In the midst of my husband’s latest illness, I qualified for a caregiver study conducted by Case Western Reserve University. I met with an interventionist to receive training on ways to cope with my anxiety. Some of it was common sense, but there were things I just never did … like asking for help. It was pointed out to me, “If you don’t ask, everyone will assume that you are coping.”
There’s a Yiddish expression, “If we all put our troubles on a table and saw everyone else’s, we’d take ours back.”

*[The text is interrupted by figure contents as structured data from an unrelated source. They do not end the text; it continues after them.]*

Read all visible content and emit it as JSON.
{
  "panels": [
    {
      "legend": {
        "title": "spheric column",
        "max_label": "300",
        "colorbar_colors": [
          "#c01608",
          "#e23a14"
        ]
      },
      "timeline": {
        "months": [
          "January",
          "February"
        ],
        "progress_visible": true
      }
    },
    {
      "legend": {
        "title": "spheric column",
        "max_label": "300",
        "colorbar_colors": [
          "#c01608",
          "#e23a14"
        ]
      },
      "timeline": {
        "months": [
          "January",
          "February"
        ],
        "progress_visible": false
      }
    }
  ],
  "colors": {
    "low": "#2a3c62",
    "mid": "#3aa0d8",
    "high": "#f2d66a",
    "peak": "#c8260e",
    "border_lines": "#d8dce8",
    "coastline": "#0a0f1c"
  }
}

When I share my feelings with Mom or my sisters, I feel like a real bitch. I always end up apologizing because it is difficult to filter my emotions. I’m not looking for answers or solutions. In fact, I know there are no answers or solutions. Sometimes I just need a non-judgmental shoulder to cry on.
Okay, I have two thoughts on sharing, venting, or holding back. One is to do it. The other is don’t.
No one ever got a medal for being the strong, silent type. They don’t hand out trophies for never complaining or asking for help. It makes me so uncomfortable going to a funeral, and the family says, “Oh, she was so selfless. She never complained about
(a) supporting us,
(b) taking care of our father,
(c) giving up her dreams.”
Bullshit! Did anyone ever ask her?
It’s hard for me to admit when I need help. I was raised to be strong and “roll with the punches.” Mom wasn’t a complainer, so I tried not to be. It wasn’t always easy. But seriously, I was learning that complaining and asking for help are two very different things.
Complaining is passive. It puts the listener in a powerless, uncomfortable position. What can they say to make you feel better? Nothing. But explicitly asking for help actively involves them.
“When you go to the grocery store, would you pick up a few things for me?”
“I have a dentist appointment. Would you watch TV with Jack so I can run out?”
At last, there is something constructive they can do to help you. It’s a win-win.